次の選手は、前の選手の状況は見えないため、ナビゲーターが指示を出さなければ、前の選手は予定通り飛んでいると誤解してしまう。
これが清水の言っていた、全体を見ると言うことなのだろう。
三人は無事にチェンジを終えると、今度は三角形の隊形であるデルタ隊形をとる。
「三、二、一。
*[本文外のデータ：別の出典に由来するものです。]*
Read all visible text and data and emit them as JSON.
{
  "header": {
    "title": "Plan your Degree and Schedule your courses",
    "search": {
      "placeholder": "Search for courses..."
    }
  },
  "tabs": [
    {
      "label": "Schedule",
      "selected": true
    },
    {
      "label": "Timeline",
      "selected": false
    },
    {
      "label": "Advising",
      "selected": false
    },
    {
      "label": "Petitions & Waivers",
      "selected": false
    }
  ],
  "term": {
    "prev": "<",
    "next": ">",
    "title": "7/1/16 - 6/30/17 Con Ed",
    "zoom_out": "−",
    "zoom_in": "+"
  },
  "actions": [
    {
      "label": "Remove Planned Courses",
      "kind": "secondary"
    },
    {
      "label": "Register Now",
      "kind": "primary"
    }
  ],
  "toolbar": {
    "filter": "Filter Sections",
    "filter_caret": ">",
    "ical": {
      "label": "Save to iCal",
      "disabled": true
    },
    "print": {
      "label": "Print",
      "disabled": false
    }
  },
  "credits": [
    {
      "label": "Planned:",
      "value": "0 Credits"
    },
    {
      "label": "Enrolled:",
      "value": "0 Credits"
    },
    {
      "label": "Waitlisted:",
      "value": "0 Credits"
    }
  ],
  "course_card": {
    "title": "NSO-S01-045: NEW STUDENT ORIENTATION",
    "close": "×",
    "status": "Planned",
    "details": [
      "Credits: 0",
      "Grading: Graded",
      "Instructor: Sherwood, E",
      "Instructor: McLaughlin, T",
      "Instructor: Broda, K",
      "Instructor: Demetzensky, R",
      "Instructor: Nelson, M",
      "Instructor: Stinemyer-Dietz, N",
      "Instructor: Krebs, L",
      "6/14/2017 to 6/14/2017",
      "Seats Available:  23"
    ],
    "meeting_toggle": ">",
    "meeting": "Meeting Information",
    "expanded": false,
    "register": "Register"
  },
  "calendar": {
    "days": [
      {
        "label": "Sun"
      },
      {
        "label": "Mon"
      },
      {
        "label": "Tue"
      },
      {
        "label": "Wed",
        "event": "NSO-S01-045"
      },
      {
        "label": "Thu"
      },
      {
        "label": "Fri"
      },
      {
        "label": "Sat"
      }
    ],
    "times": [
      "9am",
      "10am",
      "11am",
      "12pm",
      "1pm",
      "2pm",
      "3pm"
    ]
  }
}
散開」
合図とともに、左右の選手は中央の選手から離れるようにして上昇し、中央の選手は直線に飛びながら上昇する、いわゆる並列散開と呼ばれる技を終えると、選手たちはパラシュートを開いて着陸する。
それを見て、ナビゲーターの女の子はほっとしたように、インカムを外すと、清水が声をかける。
「中北ちゃん、細かいところは後の反省会で説明するけど、ナイスナビゲーションよ」
「ありがとうございます」
中北と呼ばれた女子部員はナビゲーションデスクを次のチームのナビゲーターに譲る。
「高田さん、次は模擬ナビゲーションをしてみる?」
「模擬ナビゲーションですか?」
「そう、デュエルモニターを使って、実際にナビゲートの練習してみるのよ」
清水はそう言って、うっすらとアイシャドゥを引いた瞳で、優香子にウィンクして見せた。
「はい、お願いします」
清水の言葉に、優香子は、後ろで見ているより実践的なナビゲーションの練習ができるチャンスを逃す手はない。と、二つ返事でオッケイした。